For him, the criticisms regarding the data these models were built on and the impact of AI on creative industries are valid and transparency and ethical development of these technologies are crucial to creating a sustainable path forward. “I believe that AI should be seen as a complementary tool to the traditional filmmaking process, to enhance human-led creativity rather than replacing it.”
Fostering agency
Technology is always a double-edged sword. It can open possibilities or close them off. Which way it tilts depends on the incentives we, as a society, create for those who build it. We can choose to develop technology that strengthens our agency — helping us stay informed and capable — rather than systems that decide for us.
This is where citizen science comes in: projects that use technology to connect experts and the public, allowing anyone to contribute to research and deepen our collective understanding of the world. Citizen Scientists formulate research questions, report observations, carry out measurements, evaluate data, or write publications – always in compliance with scientific criteria.

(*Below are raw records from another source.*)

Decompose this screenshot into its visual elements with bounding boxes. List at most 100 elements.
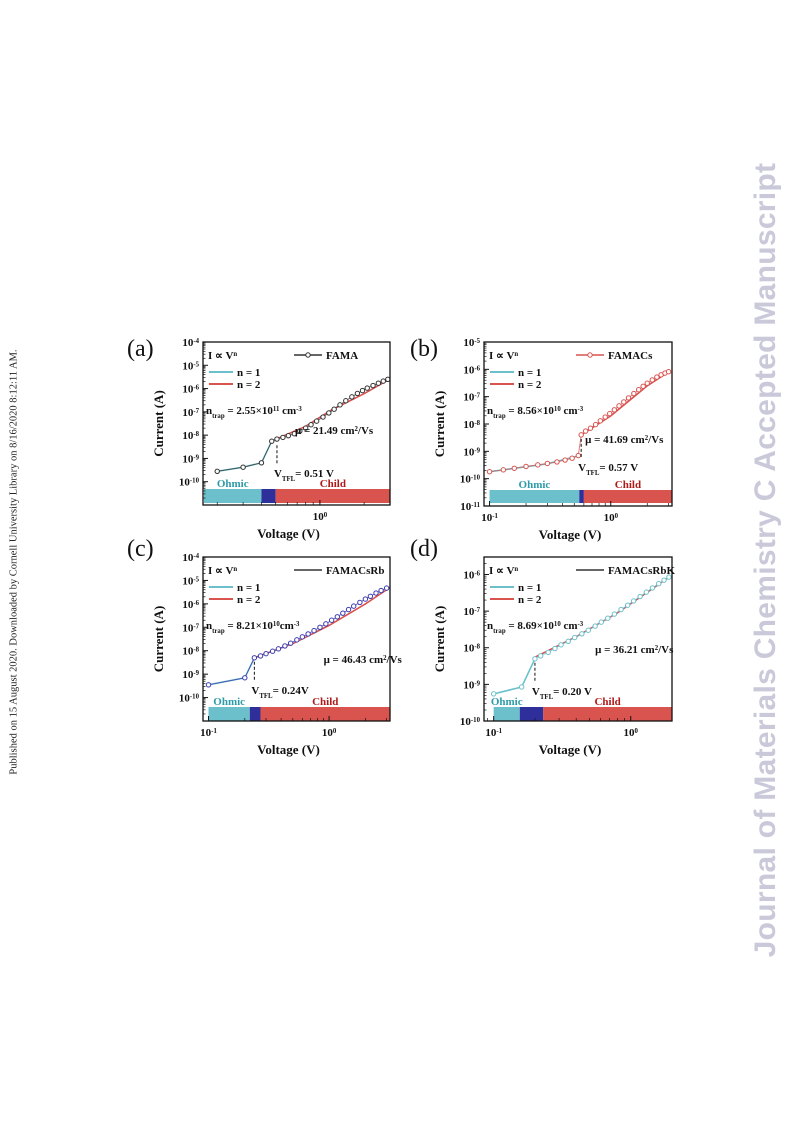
data-point	[585, 627, 591, 633]
data-point	[331, 406, 337, 412]
region-child-bar	[543, 707, 672, 721]
series-legend-marker	[305, 352, 311, 358]
region-ohmic-label-part: Ohmic	[519, 479, 551, 491]
ntrap-annotation-part: 10	[554, 406, 561, 413]
data-point	[205, 682, 212, 688]
y-tick-label-part: -5	[193, 576, 199, 583]
law-label-part: I ∝ V	[208, 350, 233, 362]
ntrap-annotation-part: trap	[493, 628, 506, 635]
ntrap-annotation-part: trap	[212, 413, 225, 420]
data-point	[308, 422, 314, 428]
legend-n2-label: n = 2	[237, 594, 261, 606]
y-tick-label-part: 10	[179, 477, 191, 489]
data-point	[511, 465, 517, 471]
ntrap-annotation-part: = 8.21×10	[225, 620, 274, 632]
y-tick-label: 10-7	[182, 622, 199, 634]
y-tick-label: 10-9	[463, 679, 480, 691]
y-tick-label: 10-7	[463, 392, 480, 404]
mobility-annotation-part: 2	[355, 426, 359, 433]
region-child-label: Child	[615, 479, 641, 491]
y-tick-label: 10-6	[182, 599, 199, 611]
y-axis-title-part: Current (A)	[151, 390, 166, 457]
y-axis-title: Current (A)	[151, 606, 166, 673]
legend-n1-label: n = 1	[237, 367, 260, 379]
y-tick-label-part: -8	[474, 643, 480, 650]
ntrap-annotation-part: n	[487, 620, 493, 632]
region-ohmic-label: Ohmic	[217, 478, 249, 490]
data-point	[636, 386, 642, 393]
data-point	[380, 378, 386, 384]
y-tick-label: 10-6	[463, 569, 480, 581]
data-point	[334, 614, 341, 620]
series-legend-label-part: FAMACs	[608, 350, 653, 362]
legend-n1-label: n = 1	[518, 367, 541, 379]
data-point	[649, 377, 655, 383]
data-point	[345, 606, 352, 613]
y-tick-label-part: 10	[463, 679, 475, 691]
region-tfl-label: TFL	[258, 478, 279, 490]
law-label-part: n	[514, 566, 518, 573]
vtfl-annotation-part: = 0.57 V	[599, 462, 638, 474]
data-point	[532, 656, 538, 662]
y-tick-label-part: -8	[193, 431, 199, 438]
panel-label-part: (b)	[410, 336, 438, 362]
legend-n2-label-part: n = 2	[237, 379, 261, 391]
ntrap-annotation-part: n	[206, 620, 212, 632]
region-tfl-label-part: TFL	[258, 478, 279, 490]
data-point	[364, 385, 370, 391]
y-tick-label: 10-11	[460, 501, 480, 513]
x-tick-label: 10-1	[485, 727, 502, 739]
region-child-label: Child	[312, 696, 338, 708]
y-tick-label-part: 10	[463, 606, 475, 618]
y-tick-label-part: -10	[190, 477, 200, 484]
data-point	[597, 418, 604, 424]
data-point	[602, 414, 608, 420]
panel-label: (a)	[127, 336, 154, 362]
vtfl-annotation-part: = 0.24V	[273, 685, 309, 697]
panel-b: (b)Ohmic TFL Child10-510-610-710-810-910-1…	[410, 336, 673, 542]
data-point	[571, 634, 578, 641]
x-axis-title-part: Voltage (V)	[539, 742, 602, 757]
y-tick-label-part: 10	[463, 392, 475, 404]
x-tick-label-part: 10	[604, 512, 616, 524]
panel-label: (d)	[410, 536, 438, 562]
x-tick-label-part: 10	[485, 727, 497, 739]
data-point	[302, 425, 309, 431]
y-tick-label: 10-7	[463, 606, 480, 618]
y-tick-label-part: -7	[474, 607, 480, 614]
y-tick-label-part: -4	[193, 553, 199, 560]
legend-n2-label-part: n = 2	[518, 379, 542, 391]
law-label: I ∝ Vn	[489, 350, 518, 362]
region-child-label-part: Child	[615, 479, 641, 491]
y-tick-label-part: 10	[182, 575, 194, 587]
x-axis-title-part: Voltage (V)	[539, 527, 602, 542]
vtfl-annotation-part: TFL	[282, 476, 296, 483]
x-tick-label-part: 0	[333, 728, 337, 735]
vtfl-annotation-part: V	[274, 468, 282, 480]
x-tick-label-part: 0	[635, 728, 639, 735]
x-axis-title-part: Voltage (V)	[257, 742, 320, 757]
data-point	[624, 602, 631, 608]
data-point	[554, 459, 560, 465]
ntrap-annotation-part: n	[206, 405, 212, 417]
vtfl-annotation-part: TFL	[586, 469, 600, 476]
data-point	[305, 631, 311, 637]
data-point	[537, 653, 544, 659]
data-point	[592, 623, 598, 629]
ntrap-annotation-part: -3	[578, 621, 584, 628]
legend-n1-label-part: n = 1	[237, 367, 260, 379]
ntrap-annotation: ntrap = 8.21×1010cm-3	[206, 620, 300, 635]
ntrap-annotation-part: 10	[273, 621, 280, 628]
y-tick-label-part: -6	[474, 365, 480, 372]
mobility-annotation: μ = 41.69 cm2/Vs	[585, 434, 664, 446]
region-child-label-part: Child	[320, 478, 346, 490]
y-tick-label: 10-7	[182, 407, 199, 419]
data-point	[320, 414, 326, 420]
y-tick-label: 10-5	[182, 575, 199, 587]
vtfl-annotation: VTFL= 0.24V	[251, 685, 308, 700]
y-tick-label-part: 10	[463, 643, 475, 655]
law-label-part: I ∝ V	[489, 565, 514, 577]
x-tick-label-part: 10	[481, 512, 493, 524]
region-tfl-label: TFL	[571, 479, 592, 491]
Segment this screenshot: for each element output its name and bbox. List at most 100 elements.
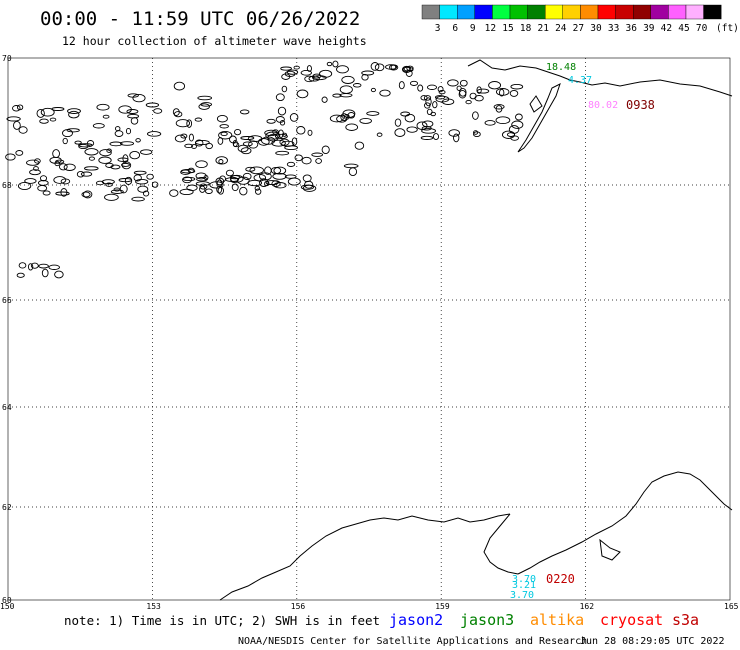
ice-floe xyxy=(81,191,91,198)
ice-floe xyxy=(88,156,95,161)
ice-floe xyxy=(257,138,270,146)
ice-floe xyxy=(321,145,330,155)
ice-floe xyxy=(99,149,112,157)
ice-floe xyxy=(39,118,49,124)
ice-floe xyxy=(448,129,460,137)
ice-floe xyxy=(279,120,286,126)
ice-floe xyxy=(501,130,516,139)
ice-floe xyxy=(52,149,60,159)
ice-floe xyxy=(495,88,510,96)
ice-floe xyxy=(105,162,114,168)
legend-label: 6 xyxy=(452,23,458,34)
ice-floe xyxy=(302,184,317,192)
ice-floe xyxy=(36,108,45,118)
ice-floe xyxy=(26,159,40,166)
ice-floe xyxy=(180,169,191,175)
ice-floe xyxy=(294,154,303,162)
ice-floe xyxy=(473,130,479,135)
legend-swatch xyxy=(703,4,722,20)
ice-floe xyxy=(308,75,320,82)
ice-floe xyxy=(495,116,511,125)
legend-swatch xyxy=(474,4,493,20)
ice-floe xyxy=(281,85,288,93)
ice-floe xyxy=(84,148,99,156)
ice-floe xyxy=(270,166,282,175)
ice-floe xyxy=(348,167,358,177)
lon-tick-label: 162 xyxy=(580,602,595,611)
legend-swatch xyxy=(597,4,616,20)
ice-floe xyxy=(220,131,228,137)
lat-tick-label: 70 xyxy=(2,54,12,63)
ice-floe xyxy=(218,159,224,164)
plot-border xyxy=(7,57,731,601)
legend-swatch xyxy=(509,4,528,20)
ice-floe xyxy=(390,64,397,70)
ice-floe xyxy=(255,188,262,195)
ice-floe xyxy=(179,188,194,196)
ice-floe xyxy=(135,138,141,143)
ice-floe xyxy=(198,103,210,110)
ice-floe xyxy=(488,81,502,90)
lat-tick-label: 60 xyxy=(2,596,12,605)
swh-label: 3.70 xyxy=(510,590,534,601)
ice-floe xyxy=(184,143,194,149)
ice-floe xyxy=(398,81,405,90)
lon-tick-label: 150 xyxy=(0,602,15,611)
ice-floe xyxy=(216,179,223,188)
ice-floe xyxy=(421,128,437,134)
swh-label: 3.70 xyxy=(512,574,536,585)
ice-floe xyxy=(229,135,237,144)
ice-floe xyxy=(277,106,287,116)
ice-floe xyxy=(388,64,399,71)
ice-floe xyxy=(218,130,233,140)
ice-floe xyxy=(133,174,142,182)
ice-floe xyxy=(15,150,24,156)
ice-floe xyxy=(130,117,139,125)
legend-label: 45 xyxy=(678,23,689,34)
ice-floe xyxy=(76,170,85,178)
ice-floe xyxy=(394,128,406,137)
ice-floe xyxy=(122,154,129,163)
ice-floe xyxy=(38,263,49,269)
ice-floe xyxy=(511,120,524,129)
ice-floe xyxy=(49,117,57,122)
ice-floe xyxy=(425,97,432,107)
ice-floe xyxy=(465,99,472,105)
ice-floe xyxy=(195,172,207,180)
ice-floe xyxy=(129,150,141,160)
ice-floe xyxy=(499,88,505,97)
swh-label: 3.21 xyxy=(512,580,536,591)
ice-floe xyxy=(140,149,153,155)
legend-label: 30 xyxy=(590,23,602,34)
ice-floe xyxy=(105,182,113,187)
ice-floe xyxy=(366,111,380,116)
ice-floe xyxy=(404,113,416,123)
ice-floe xyxy=(447,79,459,87)
ice-floe xyxy=(225,169,234,177)
ice-floe xyxy=(62,129,73,138)
ice-floe xyxy=(275,150,290,156)
ice-floe xyxy=(341,75,355,84)
ice-floe xyxy=(509,89,519,97)
ice-floe xyxy=(352,83,362,88)
ice-floe xyxy=(172,108,180,116)
ice-floe xyxy=(225,177,240,182)
ice-floe xyxy=(240,147,252,155)
ice-floe xyxy=(92,123,105,129)
map-plot-area: 70 68 66 64 62 60 150 153 156 159 162 165 18.48 4.… xyxy=(0,54,739,611)
ice-floe xyxy=(493,104,505,110)
ice-floe xyxy=(24,178,37,184)
ice-floe xyxy=(339,93,353,98)
ice-floe xyxy=(280,66,292,71)
satellite-cryosat: cryosat xyxy=(600,611,663,629)
ice-floe xyxy=(441,98,455,105)
ice-floe xyxy=(284,174,297,179)
legend-label: 33 xyxy=(608,23,619,34)
ice-floe xyxy=(27,263,34,271)
ice-floe xyxy=(126,109,139,114)
longitude-labels: 150 153 156 159 162 165 xyxy=(0,602,739,611)
ice-floe xyxy=(29,169,41,176)
swh-label: 18.48 xyxy=(546,62,576,73)
footer-timestamp: Jun 28 08:29:05 UTC 2022 xyxy=(580,636,725,647)
ice-floe xyxy=(12,105,21,112)
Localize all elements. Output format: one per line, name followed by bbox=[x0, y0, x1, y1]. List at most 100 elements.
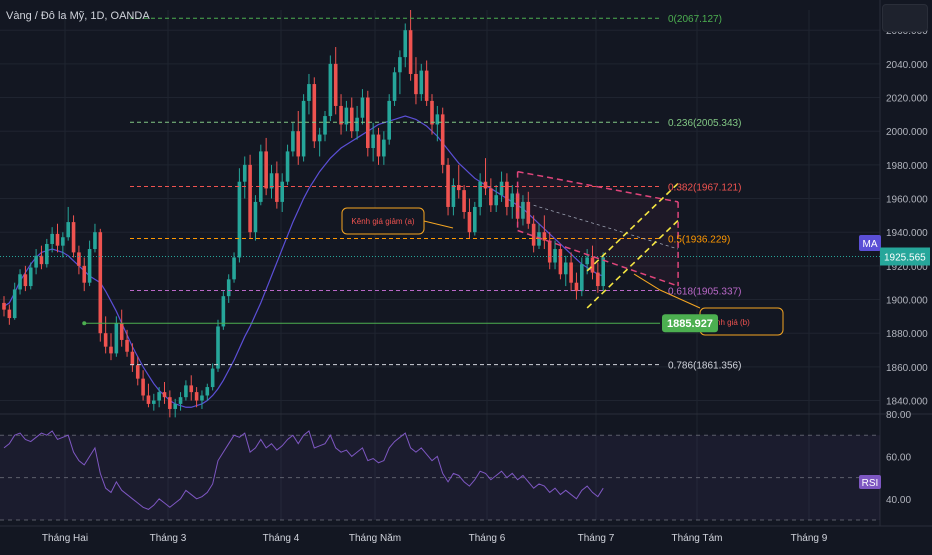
candle-body bbox=[18, 274, 22, 290]
candle-body bbox=[307, 84, 311, 101]
candle-body bbox=[237, 181, 242, 258]
candle-body bbox=[333, 63, 338, 106]
candle-body bbox=[456, 185, 461, 191]
candle-body bbox=[510, 193, 515, 207]
candle-body bbox=[419, 70, 424, 95]
candle-body bbox=[344, 107, 349, 125]
candle-body bbox=[216, 326, 220, 369]
candle-body bbox=[403, 30, 408, 58]
candle-body bbox=[580, 264, 584, 292]
fib-level-label: 0.618(1905.337) bbox=[668, 287, 741, 298]
candle-body bbox=[574, 282, 579, 292]
candle-body bbox=[414, 73, 418, 95]
candle-body bbox=[184, 385, 188, 398]
fib-level-label: 0.786(1861.356) bbox=[668, 361, 741, 372]
time-tick-label: Tháng 7 bbox=[578, 533, 615, 544]
time-tick-label: Tháng 9 bbox=[791, 533, 828, 544]
time-tick-label: Tháng Năm bbox=[349, 533, 401, 544]
candle-body bbox=[526, 201, 531, 224]
candle-body bbox=[382, 139, 386, 157]
fib-level-label: 0.5(1936.229) bbox=[668, 235, 730, 246]
candle-body bbox=[71, 222, 76, 253]
candle-body bbox=[489, 188, 493, 206]
candle-body bbox=[440, 114, 445, 165]
price-tick-label: 1960.000 bbox=[886, 195, 928, 206]
candle-body bbox=[210, 368, 215, 388]
candle-body bbox=[499, 181, 504, 196]
candle-body bbox=[301, 100, 306, 157]
candle-body bbox=[194, 392, 199, 401]
rsi-tick-label: 60.00 bbox=[886, 452, 911, 463]
chart-settings-button[interactable] bbox=[882, 4, 928, 32]
chart-title: Vàng / Đô la Mỹ, 1D, OANDA bbox=[6, 10, 150, 22]
candle-body bbox=[312, 84, 317, 142]
candle-body bbox=[435, 114, 440, 125]
candle-body bbox=[558, 249, 563, 275]
candle-body bbox=[473, 206, 477, 233]
price-tick-label: 1940.000 bbox=[886, 228, 928, 239]
candle-body bbox=[317, 134, 322, 142]
channel-b-line bbox=[586, 219, 679, 309]
candle-body bbox=[259, 151, 263, 202]
candle-body bbox=[55, 233, 60, 246]
candle-body bbox=[446, 164, 450, 207]
candle-body bbox=[296, 131, 301, 157]
ma-badge-label: MA bbox=[863, 239, 878, 250]
candle-body bbox=[563, 262, 568, 275]
candle-body bbox=[2, 302, 6, 310]
ma-layer bbox=[3, 115, 604, 408]
channel-a-callout-text: Kênh giá giảm (a) bbox=[351, 217, 414, 226]
candle-body bbox=[366, 97, 370, 149]
price-tick-label: 1880.000 bbox=[886, 329, 928, 340]
price-tick-label: 1840.000 bbox=[886, 397, 928, 408]
price-tick-label: 1900.000 bbox=[886, 296, 928, 307]
candle-body bbox=[542, 232, 547, 241]
channel-b-callout-text: Kênh giá (b) bbox=[706, 318, 750, 327]
candle-body bbox=[269, 173, 274, 189]
candle-body bbox=[553, 249, 557, 263]
fib-level-label: 0.382(1967.121) bbox=[668, 183, 741, 194]
current-price-badge bbox=[880, 247, 930, 266]
candle-body bbox=[93, 232, 97, 250]
candle-body bbox=[125, 339, 129, 352]
candle-body bbox=[264, 151, 268, 189]
candle-body bbox=[398, 57, 402, 73]
channel-a-line bbox=[517, 229, 679, 287]
label-layer: 0(2067.127) 0.236(2005.343) 0.382(1967.121… bbox=[341, 14, 930, 489]
candle-body bbox=[34, 255, 38, 268]
candle-body bbox=[328, 63, 333, 117]
candle-body bbox=[601, 257, 605, 287]
rsi-badge-label: RSI bbox=[862, 478, 879, 489]
candle-body bbox=[114, 323, 119, 354]
candle-body bbox=[494, 195, 498, 206]
candle-body bbox=[585, 257, 589, 265]
candle-body bbox=[360, 97, 365, 118]
channel-b-callout-pointer bbox=[633, 273, 701, 309]
candle-body bbox=[221, 296, 226, 327]
price-tick-label: 2000.000 bbox=[886, 127, 928, 138]
candle-body bbox=[547, 240, 552, 263]
current-price-label: 1925.565 bbox=[884, 252, 926, 263]
candle-body bbox=[226, 279, 231, 297]
candle-body bbox=[168, 397, 172, 409]
candle-body bbox=[189, 385, 194, 393]
candle-body bbox=[451, 185, 456, 207]
price-tick-label: 2020.000 bbox=[886, 94, 928, 105]
candle-body bbox=[66, 222, 70, 238]
candle-body bbox=[50, 233, 54, 244]
time-tick-label: Tháng 4 bbox=[263, 533, 300, 544]
candle-body bbox=[467, 212, 472, 233]
candle-body bbox=[232, 257, 236, 280]
candle-body bbox=[462, 190, 466, 212]
candle-body bbox=[339, 105, 343, 125]
candle-body bbox=[130, 351, 135, 366]
candle-body bbox=[146, 395, 151, 404]
candle-body bbox=[205, 387, 210, 396]
candle-body bbox=[408, 30, 413, 74]
time-tick-label: Tháng 3 bbox=[150, 533, 187, 544]
candle-body bbox=[119, 323, 124, 340]
fib-level-label: 0(2067.127) bbox=[668, 14, 722, 25]
time-tick-label: Tháng Hai bbox=[42, 533, 88, 544]
candle-body bbox=[275, 173, 279, 202]
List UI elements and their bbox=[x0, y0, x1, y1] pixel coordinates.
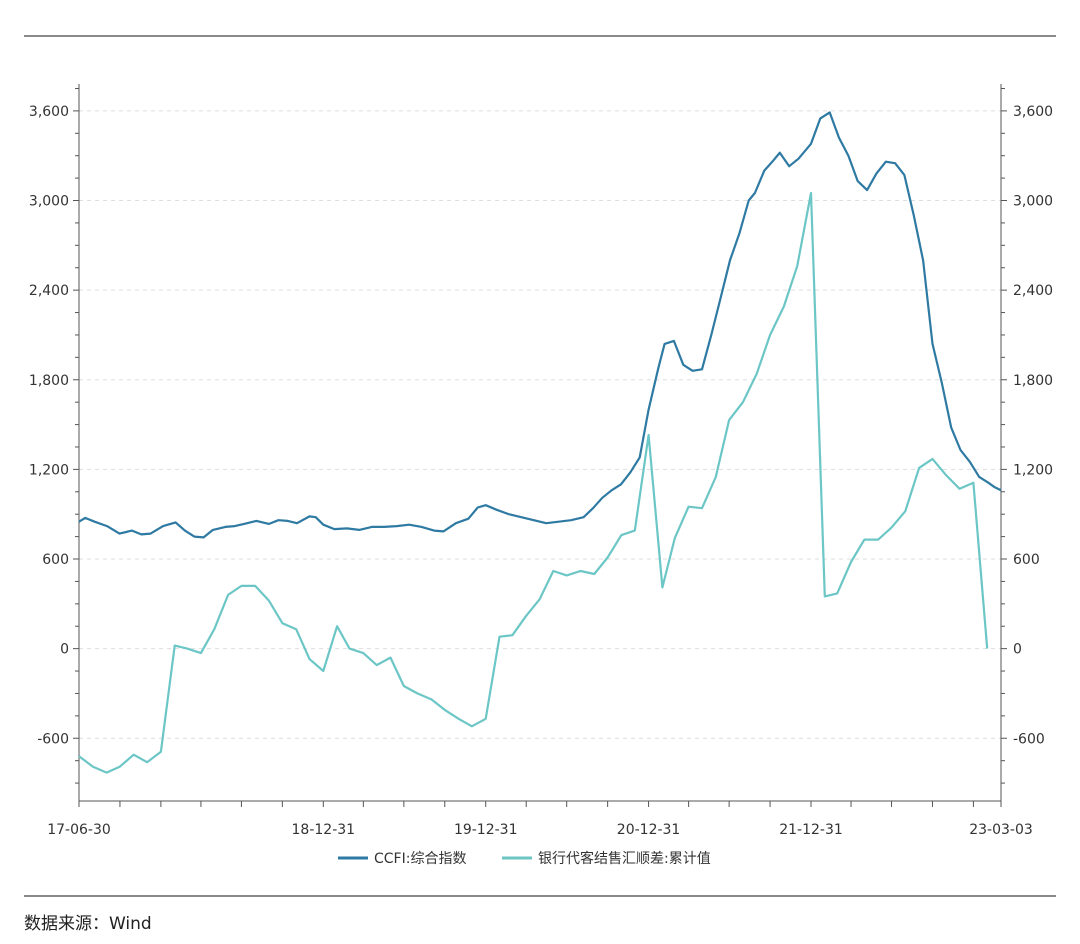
y-right-tick-label: 600 bbox=[1013, 552, 1040, 568]
y-right-tick-label: 3,600 bbox=[1013, 104, 1053, 120]
y-right-tick-label: 3,000 bbox=[1013, 194, 1053, 210]
line-chart: -600 0 600 1,200 1,800 2,400 3,000 3,600 -600 0 60… bbox=[29, 84, 1053, 867]
y-left-tick-label: 1,200 bbox=[29, 462, 69, 478]
axes: -600 0 600 1,200 1,800 2,400 3,000 3,600 -600 0 60… bbox=[29, 84, 1053, 838]
top-rule bbox=[24, 35, 1056, 37]
y-left-tick-label: 3,000 bbox=[29, 194, 69, 210]
y-right-tick-label: 1,200 bbox=[1013, 462, 1053, 478]
bottom-rule bbox=[24, 895, 1056, 897]
x-tick-label: 17-06-30 bbox=[47, 822, 111, 838]
grid-lines bbox=[79, 110, 1001, 739]
x-tick-label: 23-03-03 bbox=[969, 822, 1033, 838]
y-left-tick-label: 1,800 bbox=[29, 373, 69, 389]
series-line-1 bbox=[78, 111, 1002, 539]
series-line-2 bbox=[78, 191, 989, 774]
y-right-tick-label: 2,400 bbox=[1013, 283, 1053, 299]
y-left-tick-label: 600 bbox=[42, 552, 69, 568]
y-left-tick-label: 2,400 bbox=[29, 283, 69, 299]
legend-label-2: 银行代客结售汇顺差:累计值 bbox=[538, 850, 711, 867]
y-left-tick-label: -600 bbox=[37, 731, 69, 747]
legend-label-1: CCFI:综合指数 bbox=[374, 851, 466, 867]
series-lines bbox=[78, 111, 1002, 774]
y-left-tick-label: 3,600 bbox=[29, 104, 69, 120]
x-tick-label: 18-12-31 bbox=[292, 822, 356, 838]
legend: CCFI:综合指数 银行代客结售汇顺差:累计值 bbox=[338, 850, 711, 867]
x-tick-label: 21-12-31 bbox=[779, 822, 843, 838]
x-tick-label: 19-12-31 bbox=[454, 822, 518, 838]
y-right-tick-label: 1,800 bbox=[1013, 373, 1053, 389]
y-left-tick-label: 0 bbox=[60, 642, 69, 658]
y-right-tick-label: -600 bbox=[1013, 731, 1045, 747]
x-tick-label: 20-12-31 bbox=[617, 822, 681, 838]
source-note: 数据来源：Wind bbox=[24, 914, 152, 934]
y-right-tick-label: 0 bbox=[1013, 642, 1022, 658]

Phillip Gartlehner is an Infotrainer at the Ars Electronica Center and developed the Toolbox for Civil Investigation workshop series to explore how digital tools, like those used by the organization Bellingcat can support environmental accountability. In the workshop, participants work with satellite images, ship-tracking data, and ocean and wind models to identify and document possible environmental crimes, such as oil spills. During one workshop, participants even discovered signs of a potential spill in the Black Sea, with the findings passed on to maritime authorities for review.
“Many of us feel helpless or consider our personal scope for action to be too limited. While we like to pass on the responsibility to politicians, we are usually not aware enough that we ourselves can be part of the solution.”
Phillip Gartlehner, Infotrainer Ars Electronica
Technology as a means, not an end
Technology can never be the goal itself but must always be a means to human aspirations. We want to be creative — so we need tools that expand our possibilities, not ones that replace them. We want to explore the world, learn, and grow as individuals and apply our skills — so we need tools that strengthen our agency, not dictate what we do, when, and how.
Technology should enable a better life: more meaningful, healthier, and safer. To make this a reality, we cannot remain passive consumers of off-the-shelf products that only make rich companies richer. We must take an active role — as artists, researchers, activists, and citizens — in steering the development of technology toward the futures we choose.